Ella era la típica chica que uno conoce, no por su belleza, sino por lo que oculta, por los misterios que hacía que fuera su vida. Era la típica chica solitaria, con pocos amigos, si no uno o dos, de difícil acceso. Y bueno, no sé como, acabé accediendo a ella por algo que publicó pidiendo ayuda con el Photoshop. A raíz de ahí pues empezamos a hablar más a menudo, todo por redes sociales (creo que aún era la época del Messenger, así que imagina), y nunca quedábamos, no por no querer, solo que no salía el tema. Hasta que un día mi padre volvió de Andorra con una cámara de fotos de éstas "semi-reflex" y le dije que viniera conmigo a buscarla y a hacer fotos de la ciudad. Y accedió.
Bueno, a partir de ahí, ese día fue genial, y seguimos hablando todos los días de ese verano, hasta que empezó el curso y ya nos olvidamos de quedar, e incluso nos fuimos distanciando, ya no hablábamos cada día... Y de pronto, un día volviendo a casa, pasaba frente a un instituto que no era el suyo y sentí que alguien me abrazaba entre lágrimas besándome la mejilla y diciéndome lo mucho que me echaba de menos... Me dí cuenta de que era ella y le devolví el abrazo. Un abrazo tierno, de esos que te hacen sentir que todo desaparece al rededor, que sientes que estás en tu hogar, caliente y seco, resguardándote del frío de Invierno. Y ese abrazó. Meu... Ese abrazo, fue el principio de algo que estaba predestinado a acabar mal...

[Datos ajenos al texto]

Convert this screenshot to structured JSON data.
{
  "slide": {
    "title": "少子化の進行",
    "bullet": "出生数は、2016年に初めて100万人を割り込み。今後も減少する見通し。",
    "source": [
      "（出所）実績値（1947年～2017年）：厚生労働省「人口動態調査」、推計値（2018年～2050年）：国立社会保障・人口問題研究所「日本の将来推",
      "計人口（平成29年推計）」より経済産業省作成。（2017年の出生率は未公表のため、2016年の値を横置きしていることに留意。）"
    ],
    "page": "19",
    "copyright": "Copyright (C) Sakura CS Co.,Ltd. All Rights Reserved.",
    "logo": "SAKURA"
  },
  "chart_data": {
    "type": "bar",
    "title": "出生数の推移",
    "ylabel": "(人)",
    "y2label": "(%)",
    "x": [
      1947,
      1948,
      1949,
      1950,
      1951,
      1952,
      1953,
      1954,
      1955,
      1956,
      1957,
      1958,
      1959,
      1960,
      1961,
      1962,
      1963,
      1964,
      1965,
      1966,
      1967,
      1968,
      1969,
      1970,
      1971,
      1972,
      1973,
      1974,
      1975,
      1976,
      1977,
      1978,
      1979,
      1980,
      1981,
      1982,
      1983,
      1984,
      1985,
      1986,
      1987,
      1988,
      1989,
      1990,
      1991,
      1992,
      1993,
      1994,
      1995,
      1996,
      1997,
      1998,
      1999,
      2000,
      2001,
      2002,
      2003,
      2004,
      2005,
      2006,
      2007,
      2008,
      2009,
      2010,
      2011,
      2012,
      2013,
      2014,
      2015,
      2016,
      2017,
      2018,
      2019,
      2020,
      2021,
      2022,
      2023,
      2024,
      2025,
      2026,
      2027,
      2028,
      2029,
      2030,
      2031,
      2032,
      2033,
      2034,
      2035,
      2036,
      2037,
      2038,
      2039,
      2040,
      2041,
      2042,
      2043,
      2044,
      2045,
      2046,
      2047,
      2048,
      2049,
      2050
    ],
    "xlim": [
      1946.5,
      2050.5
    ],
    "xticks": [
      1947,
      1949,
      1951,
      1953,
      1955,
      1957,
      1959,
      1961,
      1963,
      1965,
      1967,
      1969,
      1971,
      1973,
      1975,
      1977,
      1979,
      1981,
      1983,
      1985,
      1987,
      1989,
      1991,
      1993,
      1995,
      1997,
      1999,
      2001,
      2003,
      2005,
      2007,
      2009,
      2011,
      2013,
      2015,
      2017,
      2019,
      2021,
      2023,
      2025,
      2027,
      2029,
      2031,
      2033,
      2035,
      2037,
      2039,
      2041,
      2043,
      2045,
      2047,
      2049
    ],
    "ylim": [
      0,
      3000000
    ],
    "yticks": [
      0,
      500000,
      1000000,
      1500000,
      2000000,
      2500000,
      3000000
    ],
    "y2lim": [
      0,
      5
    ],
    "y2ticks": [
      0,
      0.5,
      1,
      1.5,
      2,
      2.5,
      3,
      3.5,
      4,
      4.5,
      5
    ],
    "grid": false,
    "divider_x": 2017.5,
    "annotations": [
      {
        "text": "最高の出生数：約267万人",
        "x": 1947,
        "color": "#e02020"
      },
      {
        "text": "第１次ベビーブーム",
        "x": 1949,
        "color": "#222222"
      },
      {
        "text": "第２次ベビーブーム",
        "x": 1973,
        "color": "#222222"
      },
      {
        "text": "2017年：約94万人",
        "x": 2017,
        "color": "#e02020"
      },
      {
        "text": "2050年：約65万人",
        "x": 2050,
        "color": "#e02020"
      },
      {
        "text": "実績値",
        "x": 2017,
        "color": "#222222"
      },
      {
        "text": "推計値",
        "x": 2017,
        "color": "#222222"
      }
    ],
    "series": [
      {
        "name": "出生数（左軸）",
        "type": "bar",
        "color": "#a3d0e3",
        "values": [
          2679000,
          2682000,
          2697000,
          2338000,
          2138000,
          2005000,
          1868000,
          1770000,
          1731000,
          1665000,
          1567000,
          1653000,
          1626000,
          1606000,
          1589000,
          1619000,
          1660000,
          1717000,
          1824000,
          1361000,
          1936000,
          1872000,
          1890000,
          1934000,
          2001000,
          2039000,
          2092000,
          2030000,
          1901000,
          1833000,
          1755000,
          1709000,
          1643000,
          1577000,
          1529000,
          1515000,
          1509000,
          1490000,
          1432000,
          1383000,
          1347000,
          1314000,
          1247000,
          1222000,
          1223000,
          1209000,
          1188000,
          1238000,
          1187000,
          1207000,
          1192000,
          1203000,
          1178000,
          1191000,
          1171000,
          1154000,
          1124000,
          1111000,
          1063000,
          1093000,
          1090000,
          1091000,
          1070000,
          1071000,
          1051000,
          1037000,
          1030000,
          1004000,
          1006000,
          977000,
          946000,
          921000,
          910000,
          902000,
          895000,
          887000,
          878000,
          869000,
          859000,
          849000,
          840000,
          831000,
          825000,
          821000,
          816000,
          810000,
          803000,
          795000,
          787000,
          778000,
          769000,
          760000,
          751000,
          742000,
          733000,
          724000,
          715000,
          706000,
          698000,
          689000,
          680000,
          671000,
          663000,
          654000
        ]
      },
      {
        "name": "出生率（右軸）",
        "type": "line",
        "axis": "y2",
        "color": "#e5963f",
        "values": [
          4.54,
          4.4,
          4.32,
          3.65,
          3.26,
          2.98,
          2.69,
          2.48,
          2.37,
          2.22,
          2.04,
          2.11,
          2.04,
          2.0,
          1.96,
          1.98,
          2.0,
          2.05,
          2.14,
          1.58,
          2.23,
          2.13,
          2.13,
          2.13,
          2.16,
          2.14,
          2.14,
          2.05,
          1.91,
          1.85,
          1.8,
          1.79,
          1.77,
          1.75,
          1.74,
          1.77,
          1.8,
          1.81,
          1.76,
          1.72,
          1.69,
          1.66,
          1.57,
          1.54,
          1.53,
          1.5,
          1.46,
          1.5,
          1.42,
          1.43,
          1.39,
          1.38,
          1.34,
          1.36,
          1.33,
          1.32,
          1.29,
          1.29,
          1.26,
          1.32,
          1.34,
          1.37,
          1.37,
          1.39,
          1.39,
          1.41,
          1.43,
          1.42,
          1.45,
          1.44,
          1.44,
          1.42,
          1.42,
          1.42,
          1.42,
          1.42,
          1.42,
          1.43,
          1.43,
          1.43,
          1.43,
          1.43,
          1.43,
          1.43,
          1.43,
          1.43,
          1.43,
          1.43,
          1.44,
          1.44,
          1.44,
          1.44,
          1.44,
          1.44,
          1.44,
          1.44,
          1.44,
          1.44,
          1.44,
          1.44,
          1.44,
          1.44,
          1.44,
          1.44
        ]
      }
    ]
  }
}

Me empezó a hablar cada día quedábamos los fines de semanas, todos y cada uno de ellos. Y siempre hacíamos lo mismo, comprábamos un Monster para cada uno y una bolsa de patatas Campesinas para compartir. Una vez hecho eso, nos movíamos a una plaza cercana a merendar, montar en Long y hablar de nuestras cosas, y por mucho que siempre hiciéramos lo mismo, cada fin de semana me parecía único a su lado... y así hasta que llego el verano....
Sabes eso de... verla día sí, día también ¿y no cansarte de su compañía? Pues eso me pasaba a mi, y a ella conmigo. Íbamos cogidos de la mano a todos lados, sin prisa, como si el tiempo no fuera algo trascendente y disfrutábamos de cada paso que dábamos agarrado el uno al otro. Íbamos a la playa, y al no haber clase nos quedábamos hasta altas horas de la madrugada tirados en la arena hablando y mirando las estrellas mientras escuchábamos las burbujeantes olas del mar. Fíjate tú, que un día al ir a dejarla a casa, su madre me hizo pasar, y ya vio que era un buen chico, y me fió a su hija... Que una madre, fíe a su hija a un chaval, ambos con 15 años... Imagínate Meu...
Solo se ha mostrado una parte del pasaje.